Aquinas speaks of qualities like "goodness," "truth," and "nobility" as if they were objective perfections capable of gradation. Contemporary philosophy — especially after Hume and Kant — tends to consider these as subjective concepts or human projections. Saying "this is better than that" is understood today as a subjective value judgment, not as an objective metaphysical description.
Second: The theory of Platonic-Aristotelian participation
The argument presupposes that things "participate" in perfections by degrees. This is not merely a metaphor for Aquinas, but a metaphysical theory: finite things possess goodness or being by participating in a higher source. This concept is entirely foreign to modern metaphysics which understands qualities as intrinsic properties of things, not as participations in higher Ideas.
Third: The puzzling fire example
Aquinas's example of fire as "the hottest" and cause of all heat appears today as scientifically incorrect and unconvincing. We know that fire is not the hottest (plasma is hotter), and that heat is not a "thing" that transfers from fire to other things, but kinetic energy of molecules. However, Aquinas uses this as an illustrative example of a metaphysical principle, not as a physical fact.
Fourth: The leap from perfections to being
Aquinas moves from discussing degrees of goodness and truth to degrees of being ("most fully in being"). This presupposes that being itself is capable of gradation — a central idea in Thomistic metaphysics but foreign to contemporary philosophy which considers being as a binary concept (either existing or non-existing).
Contemporary reformulations
Jacques Maritain's attempt: He focuses on perfections that are "unlimited in themselves" such as being, goodness, and truth, versus perfections "limited in themselves" such as being a stone or human. Unlimited perfections when they exist in limited form require an unlimited source.
Edward Feser's attempt: He reformulates the argument through the distinction between essential and accidental properties. Some properties (such as being) are not essential to any finite being, so their existence requires an external source for which this property is essential.

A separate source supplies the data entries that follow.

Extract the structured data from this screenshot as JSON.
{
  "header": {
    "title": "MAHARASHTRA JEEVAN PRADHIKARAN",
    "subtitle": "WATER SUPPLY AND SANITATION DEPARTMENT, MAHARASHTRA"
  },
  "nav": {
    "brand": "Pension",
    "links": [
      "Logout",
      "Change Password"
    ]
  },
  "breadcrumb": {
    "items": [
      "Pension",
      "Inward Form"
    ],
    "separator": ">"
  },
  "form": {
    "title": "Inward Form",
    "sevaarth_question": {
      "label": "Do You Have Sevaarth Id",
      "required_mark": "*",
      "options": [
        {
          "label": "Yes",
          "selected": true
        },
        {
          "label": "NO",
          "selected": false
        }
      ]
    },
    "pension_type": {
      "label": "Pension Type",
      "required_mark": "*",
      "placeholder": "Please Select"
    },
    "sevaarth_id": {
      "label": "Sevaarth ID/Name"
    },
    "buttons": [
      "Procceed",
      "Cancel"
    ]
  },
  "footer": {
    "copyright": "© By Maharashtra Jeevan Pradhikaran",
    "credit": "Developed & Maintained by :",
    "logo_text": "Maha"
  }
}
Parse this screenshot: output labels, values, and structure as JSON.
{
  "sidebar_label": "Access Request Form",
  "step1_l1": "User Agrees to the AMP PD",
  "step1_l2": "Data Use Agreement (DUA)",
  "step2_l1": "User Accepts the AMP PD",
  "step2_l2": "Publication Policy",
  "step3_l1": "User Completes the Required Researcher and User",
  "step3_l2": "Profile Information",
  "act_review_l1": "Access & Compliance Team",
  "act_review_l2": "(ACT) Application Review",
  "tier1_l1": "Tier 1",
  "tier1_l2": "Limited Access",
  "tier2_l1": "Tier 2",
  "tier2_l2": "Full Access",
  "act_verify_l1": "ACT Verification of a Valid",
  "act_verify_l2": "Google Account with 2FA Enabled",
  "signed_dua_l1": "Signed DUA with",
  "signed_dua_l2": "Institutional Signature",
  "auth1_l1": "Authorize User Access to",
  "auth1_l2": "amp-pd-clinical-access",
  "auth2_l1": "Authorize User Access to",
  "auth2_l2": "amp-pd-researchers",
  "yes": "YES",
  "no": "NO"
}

Robert Maydole's attempt: A logical-mathematical formulation based on the principle "for every perfection property, if it is possibly instantiated, there is a being that instantiates it maximally." However, this moves far from the spirit of Aquinas's original argument.
Basic contemporary criticism
Even with reformulations, fundamental problems remain:
1. The problem of relative perfections: Are "goodness" and "beauty" absolute or relative perfections? What is "good" for a lion (hunting a gazelle) is not "good" for the gazelle.
2. The problem of composition: Why must all perfections unite in one being? Why not have one being greatest in goodness and another greatest in power?
3. The problem of exemplar causality: Even if we accept the existence of "the greatest," why must it be a cause of lower degrees? This depends on a very specific theory of causality.
Why the argument remains important
Despite its difficulty, the Fourth Way raises a deep philosophical question: How do we understand the existence of gradation and hierarchy in the world? Why are some things "better" than others in some sense? Even if we reject Aquinas's metaphysical framework, the question remains legitimate.
Some contemporary philosophers (such as Robert Adams in his theory of "divine goodness") attempt to revive Aquinas's basic intuition: that the existence of goodness and beauty in the world points to a transcendent source of these perfections.
Where we stand with this argument today
The Fourth Way remains the most difficult and controversial of the Five Ways. Even among contemporary Thomists, there is no consensus on the best way to formulate or defend it. Most contemporary philosophers of religion — even those supportive of arguments for God's existence — tend to avoid this argument or reformulate it in ways that radically depart from the original.
This does not mean the argument is wrong, but rather that it requires prior acceptance of a metaphysical framework that has become foreign to contemporary thought. In the context of the "rational preponderance" (rajḥān ʿaqlī) method, the Fourth Way perhaps contributes less than the other ways to contemporary cumulative argumentation.